Un Stephen Curry muet pendant un quart-temps
Tout avait pourtant mal commencé. Darius Garland (21 points, 8 passes) et les Clippers ont d’emblée imposé leur rythme, prenant dix points d’avance (12-2). Golden State a répondu par Brandin Podziemski (17 points, 7 rebonds) et Al Horford, repassant devant (19-18). Mais le tournant est arrivé vite : après seulement huit minutes de jeu, Stephen Curry a pris la direction des vestiaires. Maladroit. En difficulté physiquement.

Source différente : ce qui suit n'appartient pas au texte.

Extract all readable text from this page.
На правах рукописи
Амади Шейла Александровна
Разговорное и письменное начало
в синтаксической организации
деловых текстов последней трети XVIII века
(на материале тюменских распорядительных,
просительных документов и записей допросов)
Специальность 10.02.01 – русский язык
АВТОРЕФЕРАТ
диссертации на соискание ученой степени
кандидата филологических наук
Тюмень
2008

Ben Mathurin (23 points) n’a eu aucune pitié. Un 13-3 dévastateur pour conclure le quart a donné neuf points d’avance aux Clippers (31-22). En l’absence du Chef, Kristaps Porzingis (20 points, 5 rebonds, 5 passes) et Gui Santos (20 points, 7 rebonds) ont limité la casse.

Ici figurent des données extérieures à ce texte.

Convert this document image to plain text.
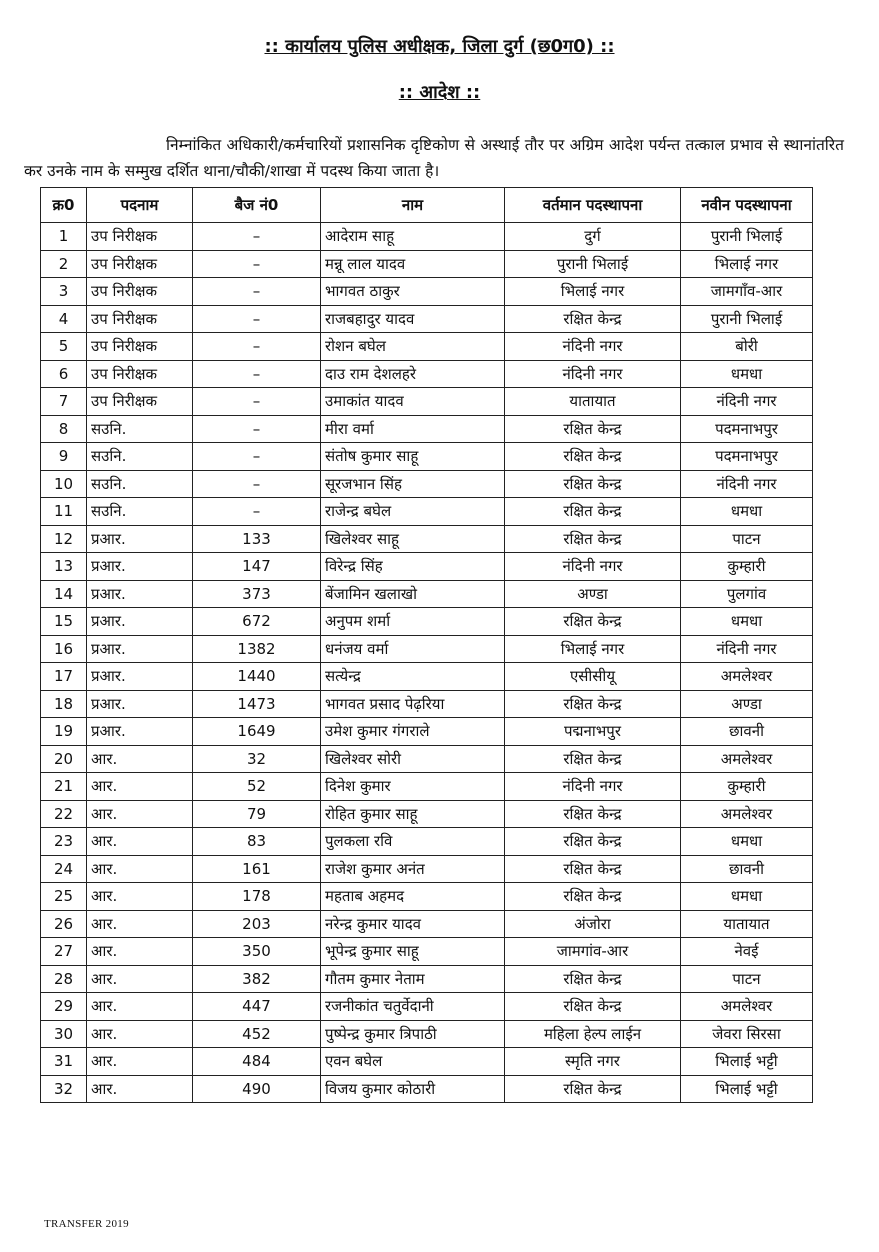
:: कार्यालय पुलिस अधीक्षक, जिला दुर्ग (छ0ग0) ::
:: आदेश ::
निम्नांकित अधिकारी/कर्मचारियों प्रशासनिक दृष्टिकोण से अस्थाई तौर पर अग्रिम आदेश पर्यन्त तत्काल प्रभाव से स्थानांतरित कर उनके नाम के सम्मुख दर्शित थाना/चौकी/शाखा में पदस्थ किया जाता है।
क्र0	पदनाम	बैज नं0	नाम	वर्तमान पदस्थापना	नवीन पदस्थापना
1	उप निरीक्षक	–	आदेराम साहू	दुर्ग	पुरानी भिलाई
2	उप निरीक्षक	–	मन्नू लाल यादव	पुरानी भिलाई	भिलाई नगर
3	उप निरीक्षक	–	भागवत ठाकुर	भिलाई नगर	जामगाँव-आर
4	उप निरीक्षक	–	राजबहादुर यादव	रक्षित केन्द्र	पुरानी भिलाई
5	उप निरीक्षक	–	रोशन बघेल	नंदिनी नगर	बोरी
6	उप निरीक्षक	–	दाउ राम देशलहरे	नंदिनी नगर	धमधा
7	उप निरीक्षक	–	उमाकांत यादव	यातायात	नंदिनी नगर
8	सउनि.	–	मीरा वर्मा	रक्षित केन्द्र	पदमनाभपुर
9	सउनि.	–	संतोष कुमार साहू	रक्षित केन्द्र	पदमनाभपुर
10	सउनि.	–	सूरजभान सिंह	रक्षित केन्द्र	नंदिनी नगर
11	सउनि.	–	राजेन्द्र बघेल	रक्षित केन्द्र	धमधा
12	प्रआर.	133	खिलेश्वर साहू	रक्षित केन्द्र	पाटन
13	प्रआर.	147	विरेन्द्र सिंह	नंदिनी नगर	कुम्हारी
14	प्रआर.	373	बेंजामिन खलाखो	अण्डा	पुलगांव
15	प्रआर.	672	अनुपम शर्मा	रक्षित केन्द्र	धमधा
16	प्रआर.	1382	धनंजय वर्मा	भिलाई नगर	नंदिनी नगर
17	प्रआर.	1440	सत्येन्द्र	एसीसीयू	अमलेश्वर
18	प्रआर.	1473	भागवत प्रसाद पेढ़रिया	रक्षित केन्द्र	अण्डा
19	प्रआर.	1649	उमेश कुमार गंगराले	पद्मनाभपुर	छावनी
20	आर.	32	खिलेश्वर सोरी	रक्षित केन्द्र	अमलेश्वर
21	आर.	52	दिनेश कुमार	नंदिनी नगर	कुम्हारी
22	आर.	79	रोहित कुमार साहू	रक्षित केन्द्र	अमलेश्वर
23	आर.	83	पुलकला रवि	रक्षित केन्द्र	धमधा
24	आर.	161	राजेश कुमार अनंत	रक्षित केन्द्र	छावनी
25	आर.	178	महताब अहमद	रक्षित केन्द्र	धमधा
26	आर.	203	नरेन्द्र कुमार यादव	अंजोरा	यातायात
27	आर.	350	भूपेन्द्र कुमार साहू	जामगांव-आर	नेवई
28	आर.	382	गौतम कुमार नेताम	रक्षित केन्द्र	पाटन
29	आर.	447	रजनीकांत चतुर्वेदानी	रक्षित केन्द्र	अमलेश्वर
30	आर.	452	पुष्पेन्द्र कुमार त्रिपाठी	महिला हेल्प लाईन	जेवरा सिरसा
31	आर.	484	एवन बघेल	स्मृति नगर	भिलाई भट्टी
32	आर.	490	विजय कुमार कोठारी	रक्षित केन्द्र	भिलाई भट्टी
TRANSFER 2019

Kawhi prend le relais, Curry reste muet
Curry est revenu sur le parquet avant la mi-temps, sans retrouver ses sensations. Kawhi Leonard (21 points, 7 rebonds) a pris le relais côté Clippers, trouvant des duels avantageux même face à Draymond Green dans l’axe. Los Angeles a repassé à +10 (52-42). À la pause : 61-53. Curry affichait 2 sur 9 au tir.
On pouvait se poser la question, en toute honnêteté : était-ce la fin pour ces Warriors-là ?
Chef Curry sort enfin de sa cuisine
Non. Pas ce soir.
Dès le retour des vestiaires, Stephen Curry a basculé en mode patron. Seize points dans le troisième quart, à 6 sur 8 au tir dont 3 sur 4 de derrière l’arc et une action à quatre points. Golden State est revenu à deux longueurs, forçant le temps mort de Tyronn Lue (74-72).
Les Clippers ont résisté : Garland et Leonard ont repassé Los Angeles au-dessus des dix points d’avance à l’entame du dernier quart (98-85). Gui Santos a refusé le drapeau blanc, Curry et Porzingis ont encore recolé (100-97). Le match de runs continuait, sans vainqueur désigné.
Horford, la bombe venue de nulle part
Garland a pris ses responsabilités avec un trois-points pour remettre les Clippers à +8 avec six minutes à jouer (108-99). Et c’est là qu’Al Horford a écrit sa page de la nuit. Quatre paniers à trois-points consécutifs en trois minutes, tous inscrits quand chaque possession pouvait être fatale. Le dernier a basculé le momentum et mis Golden State devant dans un Intuit Dome médusé (117-115).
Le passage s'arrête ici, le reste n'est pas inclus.